First results of molecular dynamics simulations using a stable parametrization of the dd-COSMO along with the Poisson– Boltzmann and generalized Kirkwood model (task 2.3).
Development and finalization of a new multi-GPUs version of the Tinker-HP software (task 2.4)
Progress in the mathematical analysis and development of new, efficient numerical methods for mean-field models contribution in the field of sampling with the introduction of the BOUNCE integrator and in the field of quantum nuclear effects with a new generation Adaptive Quantum Thermal Bath algorithm (task 2.4).
Progress in two classes of methods investigated and further developed at ENPC and Inria (accelerated dynamics and Adaptive Multilevel Splitting) and successful applications to challenging problems (task 2.5).
Development from scratch of Deep-HP, the machine learning extension of the Tinker-HP molecular dynamics package (task 2.6).
WP3:
Development from scratch of DFKT, an electronic structure package in the Julia language, and a suitable tool to develop and test algorithms and error estimators for DFT
Development of error estimators for the coupled-cluster method (task 3.1)
New contributions to the a priori and a posteriori error analysis of electronic structure calculation methods and use to propose efficient algorithms implemented in tested in DFTK (tasks 3.2 3.3 3.5)
WP4:
First mathematical analysis of the Density-Matrix Embedding Theory (DMET), a representative of the class of quantum embedding methods (task 4.1).
First large scale microseconds simulations related to COVID-19 using the Tinker-HP new GPU infrastructure and polarizable force fields (task 4.2).

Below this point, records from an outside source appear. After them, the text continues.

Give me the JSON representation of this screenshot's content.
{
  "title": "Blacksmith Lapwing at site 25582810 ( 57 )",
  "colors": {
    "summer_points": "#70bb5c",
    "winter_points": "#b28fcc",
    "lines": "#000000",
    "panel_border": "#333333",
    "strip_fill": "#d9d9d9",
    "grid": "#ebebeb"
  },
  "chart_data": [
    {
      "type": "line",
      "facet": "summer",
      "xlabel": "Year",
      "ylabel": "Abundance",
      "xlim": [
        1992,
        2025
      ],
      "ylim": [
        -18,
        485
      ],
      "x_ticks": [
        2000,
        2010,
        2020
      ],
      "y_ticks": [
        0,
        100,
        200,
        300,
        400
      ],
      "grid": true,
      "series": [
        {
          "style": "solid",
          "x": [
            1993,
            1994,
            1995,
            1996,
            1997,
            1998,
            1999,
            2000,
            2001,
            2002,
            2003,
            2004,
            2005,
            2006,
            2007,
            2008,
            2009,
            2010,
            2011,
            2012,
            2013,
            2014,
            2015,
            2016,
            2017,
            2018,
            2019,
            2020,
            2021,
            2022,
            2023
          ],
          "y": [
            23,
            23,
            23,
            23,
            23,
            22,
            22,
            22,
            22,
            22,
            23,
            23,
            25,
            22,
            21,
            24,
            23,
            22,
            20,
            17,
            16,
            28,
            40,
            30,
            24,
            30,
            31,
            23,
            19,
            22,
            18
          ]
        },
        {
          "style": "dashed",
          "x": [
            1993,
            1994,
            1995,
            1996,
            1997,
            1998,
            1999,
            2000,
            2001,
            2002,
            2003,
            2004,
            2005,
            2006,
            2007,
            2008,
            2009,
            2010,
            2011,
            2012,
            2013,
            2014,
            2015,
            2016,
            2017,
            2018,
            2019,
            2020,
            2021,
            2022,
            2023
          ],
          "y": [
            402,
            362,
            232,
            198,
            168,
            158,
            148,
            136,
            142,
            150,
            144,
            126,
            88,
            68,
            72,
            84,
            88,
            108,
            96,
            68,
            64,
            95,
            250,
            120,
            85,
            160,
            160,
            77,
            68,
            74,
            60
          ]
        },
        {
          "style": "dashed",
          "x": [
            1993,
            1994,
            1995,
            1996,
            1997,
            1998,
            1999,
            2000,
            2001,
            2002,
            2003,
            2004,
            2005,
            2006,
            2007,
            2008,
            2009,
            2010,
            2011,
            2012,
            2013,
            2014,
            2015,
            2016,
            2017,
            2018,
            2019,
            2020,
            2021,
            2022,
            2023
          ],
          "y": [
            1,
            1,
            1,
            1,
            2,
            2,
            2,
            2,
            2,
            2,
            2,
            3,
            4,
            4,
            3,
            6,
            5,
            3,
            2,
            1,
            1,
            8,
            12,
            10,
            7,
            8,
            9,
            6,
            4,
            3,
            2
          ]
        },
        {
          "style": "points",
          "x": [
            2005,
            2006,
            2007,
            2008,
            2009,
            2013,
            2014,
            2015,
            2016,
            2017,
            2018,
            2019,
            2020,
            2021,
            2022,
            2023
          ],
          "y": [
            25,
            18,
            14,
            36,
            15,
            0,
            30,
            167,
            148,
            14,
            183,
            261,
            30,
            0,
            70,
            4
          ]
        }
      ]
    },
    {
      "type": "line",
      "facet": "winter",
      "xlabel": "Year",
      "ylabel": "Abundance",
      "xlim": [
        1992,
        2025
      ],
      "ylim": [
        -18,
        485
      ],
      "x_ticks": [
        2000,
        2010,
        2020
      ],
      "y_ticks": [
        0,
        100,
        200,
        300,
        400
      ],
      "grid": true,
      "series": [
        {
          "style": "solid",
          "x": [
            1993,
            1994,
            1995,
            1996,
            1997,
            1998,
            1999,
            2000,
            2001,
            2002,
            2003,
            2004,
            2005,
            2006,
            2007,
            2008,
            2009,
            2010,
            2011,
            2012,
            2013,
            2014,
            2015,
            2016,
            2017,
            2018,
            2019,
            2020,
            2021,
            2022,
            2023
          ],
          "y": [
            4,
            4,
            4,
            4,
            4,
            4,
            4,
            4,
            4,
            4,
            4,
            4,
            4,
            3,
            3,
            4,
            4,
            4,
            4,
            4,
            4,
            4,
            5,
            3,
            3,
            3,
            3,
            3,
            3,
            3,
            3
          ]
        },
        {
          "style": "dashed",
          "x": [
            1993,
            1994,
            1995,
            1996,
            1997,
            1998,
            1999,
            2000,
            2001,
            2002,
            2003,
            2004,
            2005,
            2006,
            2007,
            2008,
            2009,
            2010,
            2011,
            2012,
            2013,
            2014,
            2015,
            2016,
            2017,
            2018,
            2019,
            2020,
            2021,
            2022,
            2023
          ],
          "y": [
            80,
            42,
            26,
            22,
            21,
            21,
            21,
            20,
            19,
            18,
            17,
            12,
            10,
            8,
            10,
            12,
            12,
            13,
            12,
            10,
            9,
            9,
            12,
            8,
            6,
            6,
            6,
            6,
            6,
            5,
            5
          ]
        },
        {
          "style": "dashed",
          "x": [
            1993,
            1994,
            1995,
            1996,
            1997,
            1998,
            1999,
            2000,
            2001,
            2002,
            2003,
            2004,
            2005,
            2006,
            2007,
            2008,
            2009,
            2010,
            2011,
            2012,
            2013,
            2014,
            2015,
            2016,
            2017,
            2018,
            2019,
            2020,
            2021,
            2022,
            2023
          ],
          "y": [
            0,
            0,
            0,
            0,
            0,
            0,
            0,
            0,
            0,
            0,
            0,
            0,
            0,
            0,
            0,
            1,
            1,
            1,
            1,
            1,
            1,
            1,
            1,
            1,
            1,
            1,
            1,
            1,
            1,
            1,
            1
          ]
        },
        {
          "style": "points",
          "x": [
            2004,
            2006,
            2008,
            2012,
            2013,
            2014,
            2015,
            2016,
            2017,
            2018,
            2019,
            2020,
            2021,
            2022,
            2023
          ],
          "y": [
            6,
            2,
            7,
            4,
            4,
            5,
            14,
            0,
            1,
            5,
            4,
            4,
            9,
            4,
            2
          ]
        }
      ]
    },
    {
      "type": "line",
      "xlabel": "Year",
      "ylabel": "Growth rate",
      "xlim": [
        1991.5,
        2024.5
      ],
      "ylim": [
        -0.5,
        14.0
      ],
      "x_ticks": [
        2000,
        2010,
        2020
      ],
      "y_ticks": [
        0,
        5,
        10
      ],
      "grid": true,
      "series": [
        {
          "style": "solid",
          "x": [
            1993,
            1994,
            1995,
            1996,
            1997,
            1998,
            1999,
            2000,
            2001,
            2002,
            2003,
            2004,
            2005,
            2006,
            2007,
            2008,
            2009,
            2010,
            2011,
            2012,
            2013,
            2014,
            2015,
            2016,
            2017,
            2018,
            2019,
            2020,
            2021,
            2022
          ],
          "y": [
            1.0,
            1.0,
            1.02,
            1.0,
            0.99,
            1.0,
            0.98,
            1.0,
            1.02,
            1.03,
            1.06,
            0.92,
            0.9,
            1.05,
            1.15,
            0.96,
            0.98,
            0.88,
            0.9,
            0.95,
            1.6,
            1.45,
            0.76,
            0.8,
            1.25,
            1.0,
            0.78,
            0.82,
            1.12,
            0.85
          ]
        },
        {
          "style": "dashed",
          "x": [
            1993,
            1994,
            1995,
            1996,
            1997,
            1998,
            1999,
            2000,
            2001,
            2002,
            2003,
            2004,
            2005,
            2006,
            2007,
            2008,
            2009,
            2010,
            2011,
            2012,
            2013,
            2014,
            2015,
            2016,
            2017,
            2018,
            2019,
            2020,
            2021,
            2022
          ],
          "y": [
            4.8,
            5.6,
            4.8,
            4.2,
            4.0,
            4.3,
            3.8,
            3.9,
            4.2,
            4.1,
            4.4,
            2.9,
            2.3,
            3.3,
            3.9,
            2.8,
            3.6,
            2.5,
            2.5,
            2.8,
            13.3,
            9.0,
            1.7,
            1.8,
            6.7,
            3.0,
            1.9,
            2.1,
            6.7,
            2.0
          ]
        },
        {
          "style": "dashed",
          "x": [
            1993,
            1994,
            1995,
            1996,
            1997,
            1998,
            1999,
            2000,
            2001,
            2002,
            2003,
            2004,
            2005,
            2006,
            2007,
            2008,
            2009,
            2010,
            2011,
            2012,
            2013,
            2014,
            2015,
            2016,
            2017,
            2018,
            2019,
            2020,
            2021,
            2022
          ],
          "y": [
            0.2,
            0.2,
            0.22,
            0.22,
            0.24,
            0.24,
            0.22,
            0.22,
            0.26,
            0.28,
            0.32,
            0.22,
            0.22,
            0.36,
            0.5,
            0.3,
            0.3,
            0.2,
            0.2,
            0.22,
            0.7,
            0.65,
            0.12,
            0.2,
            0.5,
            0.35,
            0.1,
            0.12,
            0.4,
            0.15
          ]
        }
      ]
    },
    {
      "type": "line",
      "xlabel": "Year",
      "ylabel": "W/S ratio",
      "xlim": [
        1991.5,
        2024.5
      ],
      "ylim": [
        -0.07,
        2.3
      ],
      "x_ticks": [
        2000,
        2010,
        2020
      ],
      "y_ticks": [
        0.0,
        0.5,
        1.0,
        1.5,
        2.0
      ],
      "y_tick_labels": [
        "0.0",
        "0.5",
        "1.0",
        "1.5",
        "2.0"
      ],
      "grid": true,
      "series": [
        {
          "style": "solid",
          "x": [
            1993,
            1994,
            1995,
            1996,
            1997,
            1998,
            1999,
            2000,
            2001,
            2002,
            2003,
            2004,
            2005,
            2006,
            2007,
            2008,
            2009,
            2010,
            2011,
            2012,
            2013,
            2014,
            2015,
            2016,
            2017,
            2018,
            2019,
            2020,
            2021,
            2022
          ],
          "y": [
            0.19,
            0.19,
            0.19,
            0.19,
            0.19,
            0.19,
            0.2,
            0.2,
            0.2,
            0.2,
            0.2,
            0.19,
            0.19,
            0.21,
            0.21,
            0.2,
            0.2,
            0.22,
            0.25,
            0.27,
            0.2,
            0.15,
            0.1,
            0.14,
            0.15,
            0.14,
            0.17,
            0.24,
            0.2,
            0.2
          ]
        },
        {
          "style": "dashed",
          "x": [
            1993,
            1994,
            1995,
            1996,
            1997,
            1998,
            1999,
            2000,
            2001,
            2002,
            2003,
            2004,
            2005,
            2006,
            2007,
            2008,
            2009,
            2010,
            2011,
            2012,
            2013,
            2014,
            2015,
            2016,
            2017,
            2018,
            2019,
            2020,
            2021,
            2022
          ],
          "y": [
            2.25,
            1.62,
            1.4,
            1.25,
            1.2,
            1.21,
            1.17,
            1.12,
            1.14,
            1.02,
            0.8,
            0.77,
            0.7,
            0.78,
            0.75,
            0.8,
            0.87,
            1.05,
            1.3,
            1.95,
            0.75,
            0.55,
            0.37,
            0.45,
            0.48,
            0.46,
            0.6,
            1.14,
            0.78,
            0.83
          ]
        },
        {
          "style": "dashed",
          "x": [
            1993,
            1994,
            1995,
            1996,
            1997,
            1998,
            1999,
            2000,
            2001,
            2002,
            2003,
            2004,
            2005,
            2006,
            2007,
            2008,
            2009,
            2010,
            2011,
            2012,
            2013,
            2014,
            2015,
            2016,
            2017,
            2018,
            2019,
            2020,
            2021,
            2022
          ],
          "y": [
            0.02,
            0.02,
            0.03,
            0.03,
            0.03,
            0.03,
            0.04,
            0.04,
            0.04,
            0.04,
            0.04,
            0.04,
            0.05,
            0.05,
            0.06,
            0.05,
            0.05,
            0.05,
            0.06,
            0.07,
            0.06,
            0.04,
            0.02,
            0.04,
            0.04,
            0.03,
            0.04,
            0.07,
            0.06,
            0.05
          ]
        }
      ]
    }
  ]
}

Formal derivation of an effective moiré-scale model for twisted bilayer graphene from DFT (task 4.3).
- develop efficient algorithms for molecular simulation based on cutting-edge techniques from scientific computing. Our goal is to develop and analyze entirely new numerical methods and algorithms for molecular simulation problems leading to linear or nonlinear systems of equations or sampling problems, that are characterized by high dimensionality. The algorithms will be numerically sound, they will exploit massive parallelism in both space and time, through deterministic or stochastic approaches, they will minimize the communication, and as a by-product also reduce the energy consumption of the simulation. One important goal is to create a tensor library that deals with high- dimensional problems and achieves the highest possible efficiency on massively parallel machines;
-make a detailed analysis of the chain of approximations leading from an extremely accurate but computationally intractable model (e.g. the N-body Schrödinger equation) to a reduced model which can be simulated with the available computer resources, and derive mathematical criteria assessing the range of validity of these approximations. The main purpose is to mathematically assess the quality and the range of applicability of various existing or new reduced models for chemically relevant applications and to give a route toward the large-scale system applicability in connection with the HPC tasks of the project;
-introduce certification and validation methods (i.e. a posteriori error bounds, computer proofs of programs) allowing one to complement simulation results with mathematically guaranteed error bars. A deliverable of the task will be the release of a version of DTFK providing a fully certified ground state of the reduced Hartree-Fock model, and a partially certified ground state of the Kohn-Sham model (whose non-convexity forbids a truly guaranteed solution), in a plane-wave basis. This means that the energies and forces obtained by the code will be proven correct (inside the particular model chosen) up to a specified error.
These methodological advances will be applied to three classes of challenging systems of major practical interest: large solvated biosystems (with an emphasis on COVID-19), molecules with strongly-correlated electrons, 2D materials.
Since the inception of the project and due to its strong interdisciplinary aspect, we decided to add another line of research dedicated to quantum computing for chemistry.